そもそも私と弟は背いた後妻の子。謀反人の子が王を継ぐなど家臣も国民も納得しません」


王妹殿下が泣くような声で説得されます。


私がここにいるのはとても場違いであるように思いますが、おそらく事情を知り、逃げられない覚悟を決めよということでしょう。

さもなくば王家の秘密を知った以上、殺されると思います。


「私達は兄上やその子を補佐する為に生き長らえたのです。

さもなくば兄上が亡くなれば、その墓の前で殉死致します」

王弟殿下の言葉に王妹殿下も同意されています。


陛下は沈黙され、この重苦しい空気に私は耐えられなくなりました。


「陛下、私は盲目であり、王宮での生殺与奪は陛下の思うまま。

犬や猫を扱うようにお好きにお使いいただけばよろしいのです。

この盲のか弱い女の何を恐れられますか。


数ヶ月お仕えしただけですが、陛下が噂と違い、思いやりのある優しい方であることはよくわかりました。

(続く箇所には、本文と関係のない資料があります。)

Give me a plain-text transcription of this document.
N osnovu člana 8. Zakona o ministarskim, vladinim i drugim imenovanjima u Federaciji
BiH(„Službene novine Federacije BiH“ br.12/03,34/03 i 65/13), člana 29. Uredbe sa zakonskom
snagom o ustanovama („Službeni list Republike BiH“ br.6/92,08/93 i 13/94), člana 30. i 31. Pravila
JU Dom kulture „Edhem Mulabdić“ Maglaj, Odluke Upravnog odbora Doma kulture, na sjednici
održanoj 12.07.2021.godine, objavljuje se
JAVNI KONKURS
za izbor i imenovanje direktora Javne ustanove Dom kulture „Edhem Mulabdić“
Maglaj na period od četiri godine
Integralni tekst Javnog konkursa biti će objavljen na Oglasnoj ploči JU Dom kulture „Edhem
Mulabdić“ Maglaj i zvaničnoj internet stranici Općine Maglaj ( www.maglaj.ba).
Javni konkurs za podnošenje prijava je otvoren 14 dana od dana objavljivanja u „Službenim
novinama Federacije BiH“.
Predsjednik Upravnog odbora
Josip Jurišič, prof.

いつご寵愛頂けるかとお待ちしていましてのに、子を作らないなんてがっかりです」


私が急に口を出したので、皆さんは驚かれたようです。


しばらくの沈黙の後、陛下も両殿下も笑い出しました。

「妹よ、面白い女を連れてきたな。

お前たちの決意も揺るがないようだ。

わかった。

リーリアを相手に頑張ってみるが駄目ならお前たちで後はなんとかせよ」


陛下の言葉に両殿下も私も平伏しました。


それから後は、いつもの手当の後も私は残って、床をともにしますが、陛下はなかなか上手く行為ができません。


身体もさることながら、継母を原因とする女性不信が大きいようです。

陛下が行為をできずに、疲れて横になられば、私はこれまでの社交界の話や王宮で聞いた話などを面白おかしくお話し、陛下の身体を擦りながら一緒にいます。


「あの継母は、予の初恋の人だったのだ。

少年になったばかりの頃に嫁いで来られたが、ひと目見て、これほど美しい人がいるのかと思ったよ。


また予のことを可愛がり、立派な王になるのですよと励ましてくれた。過酷な王太子の教育も初陣もあの人が褒めてくれるかと頑張ったのだ。

それが、父や予だけでなく、自分の腹を痛めた子も含めて殺そうとするとは。

女は怖い」


ある晩には、珍しくお酒を飲まれた陛下が寝物語で独り言のように語られました。

私はそのことには触れずに、今晩のご飯が美味しかったことやここで飼い始めた子犬の話をして、ひたすら陛下の御顔や御身体を優しく擦っていました。


だんだん接する時間が長くなると、陛下も私に気を許されてきたようで、いろいろとお話いただくことも増えてきました。

また、実家から連れてきた子犬が陛下に懐き、その後ろを追い回すのが気に入られたようです。

目の見えない私にはできないだろうと、ご自身で餌を与えたり、便の始末までされ、可愛がっている様子は、世に恐れられている王陛下とは思えません。


次第に私は夜だけでなく、昼の政務の時間も隣りにいて、陛下が疲れた時などに身体を解したり、お茶をお出しするようになりました。


横で見ていると、陛下がいかに真摯に、懸命に国のために働かれているかがわかります。

天気が悪い日など身体が痛んでも、仮面の中の顔を顰められながらも怠ることなく、政務や軍務に励まれる様子が見えるようです。


見かねて「今日はお休みになられては」と言っても、「予が一日休めば一日国政が滞り、国民が困る」と仰っしゃられ、休日はとられません。


一方で仮面で表情がわからないこともあり、家臣からは敬われ、畏れられるなど距離を置かれ、心の内を話せるのは王妹王弟殿下のみ。

せめて私が陛下の支えになりたいといつしか思うようになりました。